Question-1: Which is the simplest method to find trend and pattern in numerical data?

Answer: You should first get the average value at first from the data, based on the average value you can find most representative data for example from the below where age of 5 people provided.

                31           29           37           33           36

And you can find average value as 166/5 = 33.2

Hence, you can say in this dataset persons are having average age around 33 years. Average as is one of the ways by which you can summarize the data and guess the trend in the data.

 

Question-2: What all are the different ways by which you can calculate the average values?

Answer: There are 3 ways to find the average value mean, mode and median.

 

Question-3: How do you calculate the means?
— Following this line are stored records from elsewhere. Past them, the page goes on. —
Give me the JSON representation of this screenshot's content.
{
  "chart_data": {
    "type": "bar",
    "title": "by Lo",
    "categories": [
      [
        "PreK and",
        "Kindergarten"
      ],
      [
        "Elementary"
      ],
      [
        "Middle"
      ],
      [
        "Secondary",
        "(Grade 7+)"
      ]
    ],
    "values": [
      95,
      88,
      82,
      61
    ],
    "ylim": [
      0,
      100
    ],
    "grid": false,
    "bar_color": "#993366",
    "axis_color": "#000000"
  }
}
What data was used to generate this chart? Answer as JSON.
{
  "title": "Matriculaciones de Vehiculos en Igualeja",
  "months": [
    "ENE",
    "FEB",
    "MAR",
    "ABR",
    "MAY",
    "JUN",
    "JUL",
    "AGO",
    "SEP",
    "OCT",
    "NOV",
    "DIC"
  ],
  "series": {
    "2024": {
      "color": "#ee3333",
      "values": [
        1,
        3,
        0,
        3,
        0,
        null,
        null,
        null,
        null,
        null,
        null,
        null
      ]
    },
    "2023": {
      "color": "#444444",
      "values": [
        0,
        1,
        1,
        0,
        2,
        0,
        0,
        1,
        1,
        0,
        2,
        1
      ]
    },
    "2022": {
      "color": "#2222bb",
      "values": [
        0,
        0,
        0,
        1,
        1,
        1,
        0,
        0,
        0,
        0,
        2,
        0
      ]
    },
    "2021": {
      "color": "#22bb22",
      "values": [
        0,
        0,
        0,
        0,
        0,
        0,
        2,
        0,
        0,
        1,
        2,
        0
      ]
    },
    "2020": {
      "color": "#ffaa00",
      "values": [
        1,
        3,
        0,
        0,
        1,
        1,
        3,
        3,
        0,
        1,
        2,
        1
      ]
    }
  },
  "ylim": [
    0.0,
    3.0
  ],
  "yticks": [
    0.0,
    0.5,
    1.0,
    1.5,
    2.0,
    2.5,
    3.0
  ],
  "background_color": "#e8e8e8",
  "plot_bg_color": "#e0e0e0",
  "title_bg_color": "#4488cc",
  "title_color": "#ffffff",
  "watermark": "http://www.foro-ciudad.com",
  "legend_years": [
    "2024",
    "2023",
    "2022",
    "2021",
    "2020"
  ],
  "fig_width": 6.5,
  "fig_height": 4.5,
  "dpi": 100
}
Answer: Mean is one of the commonest way method to calculate average values as below

                Summation of each element/Number of elements

= 31 + 29+37+33+36/5

=33.2 (This is a mean value)

Hence, mean give us the clue about the sort of people in the club.

µ = ∑X/n

Question-4: Let’s say a HadoopExam Inc has 5 employees with salary as below.

                2000, 2000, 7000, 15000 & 2,000

And you calculate the mean salary which is 5600. Is this correctly representing the average salary?

Answer: There is a 15,000 salary which to away from the average salary, hence does not represent correct average salary. There has to be some another way to calculate the average salary. Because 15,000 is pulling mean upside.

Question-5: What do you mean outliers in the numerical data?

Answer: Any extreme values, which generally does not fit in with the bulk of the data for example below are the ages of people in a group.

                20, 35, 36, 39, 40, 38,39,65

Here, both 20 & 65 are extreme values, which does not fit or near to the available values and called outliers. Here means value is

                Mean = µ = 312/8 =39

Extreme values can be any high and low values that stand out from the rest of the data.